How to configure graph caching for edges and properties.

Caching can improve query performance and is configurable. DSE Graph has two types of cache: adjacency list cache and index/property cache. Either edges or properties can be cached using the schema API vertexLabel() method with the cache() option. Caching can be configured for all edges, all properties, or a filtered set of edges. Vertices are not cached directly, but caching properties and edges that define the relationship between vertices essentially accomplishes the same operation.

Property caching is enabled if indexes exist and are used in the course of queries. Full graph scan queries will not be cached. If an index does not exist, then caching does not occur. Adjacency list caching is enabled if caching is configured for edges.

The caches are local to a node and data is loaded into cache when it is read with a query. Both caches are set to a default size of 128 MB in the dse.yaml file.

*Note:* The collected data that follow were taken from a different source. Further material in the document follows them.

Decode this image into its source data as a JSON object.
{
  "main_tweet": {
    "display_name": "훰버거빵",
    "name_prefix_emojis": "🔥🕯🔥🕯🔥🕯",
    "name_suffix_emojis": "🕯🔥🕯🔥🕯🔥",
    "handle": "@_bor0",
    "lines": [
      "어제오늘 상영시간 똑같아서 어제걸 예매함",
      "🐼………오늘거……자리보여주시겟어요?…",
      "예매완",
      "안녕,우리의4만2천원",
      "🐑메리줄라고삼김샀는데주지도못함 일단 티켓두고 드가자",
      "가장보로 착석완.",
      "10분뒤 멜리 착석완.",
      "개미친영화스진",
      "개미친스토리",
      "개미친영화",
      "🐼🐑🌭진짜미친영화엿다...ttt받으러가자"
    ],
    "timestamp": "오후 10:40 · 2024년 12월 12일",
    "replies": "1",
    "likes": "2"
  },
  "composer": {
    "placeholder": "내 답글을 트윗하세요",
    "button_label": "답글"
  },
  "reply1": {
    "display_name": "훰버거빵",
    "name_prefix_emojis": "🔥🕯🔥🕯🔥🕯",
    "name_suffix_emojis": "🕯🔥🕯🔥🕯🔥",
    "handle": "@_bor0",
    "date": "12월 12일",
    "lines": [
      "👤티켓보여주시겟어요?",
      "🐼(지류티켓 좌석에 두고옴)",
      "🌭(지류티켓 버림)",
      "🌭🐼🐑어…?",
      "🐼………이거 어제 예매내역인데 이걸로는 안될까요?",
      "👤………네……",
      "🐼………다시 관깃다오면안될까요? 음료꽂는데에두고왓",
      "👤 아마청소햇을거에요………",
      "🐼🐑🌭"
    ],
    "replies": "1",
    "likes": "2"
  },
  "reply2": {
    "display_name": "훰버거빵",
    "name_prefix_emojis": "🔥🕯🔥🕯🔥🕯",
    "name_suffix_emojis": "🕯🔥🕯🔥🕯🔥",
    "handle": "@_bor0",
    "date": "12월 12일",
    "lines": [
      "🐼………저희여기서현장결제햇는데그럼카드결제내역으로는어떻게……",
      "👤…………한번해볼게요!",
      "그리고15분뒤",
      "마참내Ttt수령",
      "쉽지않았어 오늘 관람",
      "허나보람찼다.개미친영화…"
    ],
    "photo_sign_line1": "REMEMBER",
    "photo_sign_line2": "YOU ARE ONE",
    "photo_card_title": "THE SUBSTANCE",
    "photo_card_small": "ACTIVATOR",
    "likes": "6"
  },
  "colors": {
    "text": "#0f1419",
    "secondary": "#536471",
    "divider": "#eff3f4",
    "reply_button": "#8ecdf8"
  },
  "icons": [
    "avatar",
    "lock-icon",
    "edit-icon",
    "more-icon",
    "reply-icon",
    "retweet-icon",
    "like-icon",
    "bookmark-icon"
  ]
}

The settings are adjacency_cache_size_in_mb and index_cache_size_in_mb. Both caches utilize off-heap memory implemented as Least Recently Used (LRU) cache.

Caching is intended to help make queries more efficient if the same information is required in a later query. For instance, caching the calories property for meal vertices will improve the retrieval of a query asking for all meals with a calorie count less than 850 calories.

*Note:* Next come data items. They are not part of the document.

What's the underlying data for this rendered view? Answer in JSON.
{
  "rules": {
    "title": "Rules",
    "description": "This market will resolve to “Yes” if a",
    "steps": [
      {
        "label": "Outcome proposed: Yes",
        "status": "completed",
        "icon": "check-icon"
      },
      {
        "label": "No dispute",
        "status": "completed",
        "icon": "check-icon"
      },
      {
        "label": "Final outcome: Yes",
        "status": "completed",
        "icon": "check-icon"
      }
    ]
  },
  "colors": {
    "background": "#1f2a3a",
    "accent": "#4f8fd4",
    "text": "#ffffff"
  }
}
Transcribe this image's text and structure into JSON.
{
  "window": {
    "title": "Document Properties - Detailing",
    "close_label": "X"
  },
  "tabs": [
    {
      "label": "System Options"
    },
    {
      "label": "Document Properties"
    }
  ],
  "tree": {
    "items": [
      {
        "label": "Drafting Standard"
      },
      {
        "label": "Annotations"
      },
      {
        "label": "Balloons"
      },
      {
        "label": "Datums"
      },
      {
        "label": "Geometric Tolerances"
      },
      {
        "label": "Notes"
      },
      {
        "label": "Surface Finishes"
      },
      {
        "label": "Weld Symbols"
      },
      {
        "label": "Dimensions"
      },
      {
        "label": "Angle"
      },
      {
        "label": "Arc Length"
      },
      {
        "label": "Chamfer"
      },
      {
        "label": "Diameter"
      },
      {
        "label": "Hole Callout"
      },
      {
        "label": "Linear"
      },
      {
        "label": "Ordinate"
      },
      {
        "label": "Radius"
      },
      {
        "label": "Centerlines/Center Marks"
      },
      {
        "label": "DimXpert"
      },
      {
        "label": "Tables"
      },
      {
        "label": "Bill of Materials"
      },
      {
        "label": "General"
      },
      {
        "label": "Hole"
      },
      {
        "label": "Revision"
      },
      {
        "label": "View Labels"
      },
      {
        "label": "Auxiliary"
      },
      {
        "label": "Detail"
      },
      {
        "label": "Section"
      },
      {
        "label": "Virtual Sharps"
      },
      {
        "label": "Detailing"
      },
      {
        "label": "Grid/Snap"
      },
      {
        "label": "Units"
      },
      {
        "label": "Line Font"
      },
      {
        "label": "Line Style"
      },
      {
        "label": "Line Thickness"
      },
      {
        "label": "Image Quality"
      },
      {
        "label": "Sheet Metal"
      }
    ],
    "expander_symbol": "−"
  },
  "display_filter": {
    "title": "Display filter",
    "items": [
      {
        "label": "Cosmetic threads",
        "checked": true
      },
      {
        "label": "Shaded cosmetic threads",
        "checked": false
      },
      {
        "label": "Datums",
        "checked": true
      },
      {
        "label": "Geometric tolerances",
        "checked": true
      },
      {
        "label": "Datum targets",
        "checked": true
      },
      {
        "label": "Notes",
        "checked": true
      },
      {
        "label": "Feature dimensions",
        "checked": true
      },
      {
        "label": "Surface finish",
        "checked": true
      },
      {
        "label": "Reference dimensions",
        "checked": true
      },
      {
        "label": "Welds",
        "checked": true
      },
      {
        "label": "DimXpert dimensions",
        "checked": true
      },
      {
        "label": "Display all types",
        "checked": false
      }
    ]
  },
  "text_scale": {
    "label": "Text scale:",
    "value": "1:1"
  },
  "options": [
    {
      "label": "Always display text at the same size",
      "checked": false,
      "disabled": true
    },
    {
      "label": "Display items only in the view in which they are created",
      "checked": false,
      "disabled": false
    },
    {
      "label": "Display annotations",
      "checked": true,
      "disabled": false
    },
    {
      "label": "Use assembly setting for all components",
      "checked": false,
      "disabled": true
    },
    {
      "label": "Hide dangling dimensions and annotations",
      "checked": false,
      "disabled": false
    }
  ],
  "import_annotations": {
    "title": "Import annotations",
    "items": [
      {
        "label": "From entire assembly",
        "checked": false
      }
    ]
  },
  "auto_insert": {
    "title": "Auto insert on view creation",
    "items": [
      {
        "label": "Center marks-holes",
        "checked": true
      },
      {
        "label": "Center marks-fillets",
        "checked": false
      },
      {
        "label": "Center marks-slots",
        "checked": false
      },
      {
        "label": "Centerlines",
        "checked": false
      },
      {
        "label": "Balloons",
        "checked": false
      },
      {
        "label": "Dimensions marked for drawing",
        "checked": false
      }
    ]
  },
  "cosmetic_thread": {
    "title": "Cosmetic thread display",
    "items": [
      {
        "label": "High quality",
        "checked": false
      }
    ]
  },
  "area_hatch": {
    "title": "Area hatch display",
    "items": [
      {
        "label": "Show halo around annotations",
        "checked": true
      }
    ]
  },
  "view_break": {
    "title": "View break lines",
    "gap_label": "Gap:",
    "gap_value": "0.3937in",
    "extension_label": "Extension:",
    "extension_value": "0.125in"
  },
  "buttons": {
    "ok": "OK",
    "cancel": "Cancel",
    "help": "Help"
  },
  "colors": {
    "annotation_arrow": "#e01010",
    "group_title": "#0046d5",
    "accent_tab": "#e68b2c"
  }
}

Graph cache is local to each node in the cluster, so the cached data can be different between nodes. Thus, a query can use cache on one node, but not on another. The caches are updated only when the data is not found. Graph caching does not have any means of eviction. No flushing occurs, and the cache is not updated if an element is deleted or modified. The cache will only evict data based on the time-to-live (TTL) value set when the cache is configured for an element. Set a low TTL value for elements (property keys, vertex labels, edge labels) that change often to avoid stale data.

Graph cache is useful for rarely changed graph data. The queries that will use graph cache effectively are queries that repeatedly run. If the queries run differ even in the sort order, the graph cache will not be used to reduce the query latency. For instance, caching the calories property for meal vertices will improve the retrieval of a query asking for all meals with a calorie count less than 850 calories, if this query is repeated. Note that all properties for all meal vertices will be cached along with calories.

The location of the dse.yaml file depends on the type of installation:
Installer-Services /etc/dse/dse.yaml
Package installations /etc/dse/dse.yaml
Installer-No Services install_location/resources/dse/conf/dse.yaml
Tarball installations install_location/resources/dse/conf/dse.yaml

Procedure

  • Cache all properties for author vertices up to an hour (3600 seconds):
    schema.vertexLabel('author').cache().properties().ttl(3600).add()

    Enabling property cache causes index queries to use IndexCache for the specified vertex label.

  • Cache both incoming and outgoing created edges for author vertices up to a minute (60 seconds):
    schema.vertexLabel('author').cache().bothE('created').ttl(60).add()